Geschrieben am 23-12-2008

Lüneburg (ots) - Die Große Koalition streitet derzeit über den
Inhalt des zweiten Konjunkturpaketes, mit dem die schlimmsten
Auswirkungen der weltweiten Wirtschaftskrise abgefedert werden. Eine
Krise, die in den USA entstand und durch einen ,,gravierenden Fehler"
noch vergrößert wurde, sagte der Bankenexperte Prof. Dr. Wolfgang
Gerke im Gespräch mit unserer Zeitung. Denn, so Gerke, die USA ließen
die angeschlagene Traditionsbank Lehman Brothers in die Insolvenz
rutschen.

Herr Prof. Gerke, Sie gehörten zu den ersten, die im Zuge der
US-Immobilienkrise vor einem Flächenbrand gewarnt hatten. Vor einem
Jahr widersprachen Sie der Ansicht des Deutsche-Bank-Chefs Josef
Ackermann, dass die Finanzkrise bald ausgestanden sei und warnten vor
einem schweren Jahr 2008. Hat Sie nun das extreme Ausmaß der Krise im
Nachhinein überrascht?
Prof. Dr. Wolfgang Gerke: Mich hat nicht überrascht, dass die Krise
auf die Realwirtschaft übergegriffen hat, denn genau das war meine
Befürchtung. Anders als Finanzkrisen wie etwa 1987 ist diese Krise
aber von so fundamentaler Natur, dass die gesamte Wirtschaft weltweit
betroffen ist. Dieses Ausmaß hatte ich nicht erwartet. Ich glaube,
dass ein ganz gravierender Fehler der Amerikaner für die Ausweitung
der Krise verantwortlich ist: Sie haben Lehman Brothers in Insolvenz
geraten lassen in der Annahme, auf diese Art und Weise könnte man
Europa und Asien an der Finanzierung der Rettungsaktionen für
US-Finanzinstitutionen beteiligen. Schließlich hatte Lehman Brothers
viele Verbindlichkeiten außerhalb der USA. Aber die Folgen des
Zusammenbruchs von Lehman Brothers für die Weltwirtschaft sind so
gravierend, das Vertrauen ist so grundlegend verloren gegangen, dass
auch die Amerikaner viel mehr Geld für die Banken-Rettungsschirme zur
Verfügung stellen müssen als sonst nötig gewesen wäre.

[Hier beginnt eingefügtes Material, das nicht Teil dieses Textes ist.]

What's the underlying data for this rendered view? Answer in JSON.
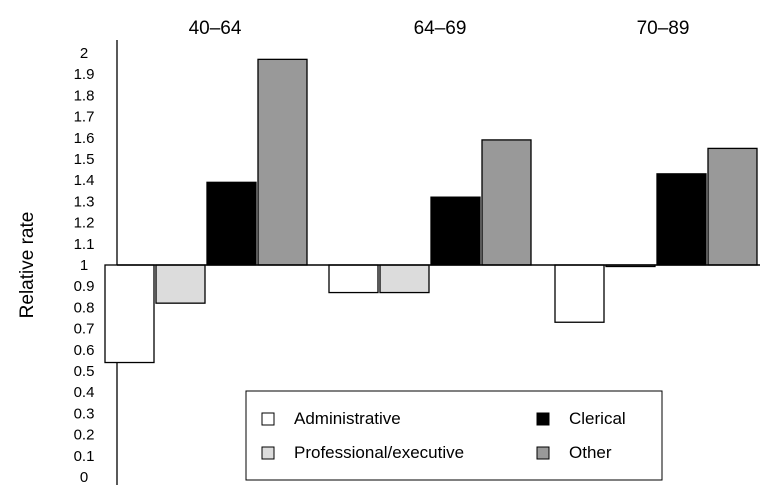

Kann man insofern von einem Versuch des Exports der Schulden
seitens der USA sprechen?
Gerke: Ja, dieser Versuch wurde schon vorher gemacht, das war der
Auslöser der Krise. Wir schimpfen zwar nicht zu Unrecht über die Gier
der Banken. Aber die Basis der Finanzkrise legte die US-Regierung mit
ihrer gewaltigen Verschuldungspolitik und insbesondere die
US-Notenbank mit ihrer Zinspolitik. Über einen längeren Zeitraum
lagen die Zinsen deutlich unterhalb der Inflationsrate. Dies
animierte die US-Investmentbanker, mit dem billigen Geld ein
Schneeballsys"tem zu installieren. Das Geld wurde in Immobilien
investiert, die man verbriefte und dann das neu gewonnene Geld wieder
kreditwürdigen Immobiliennehmern zuführte.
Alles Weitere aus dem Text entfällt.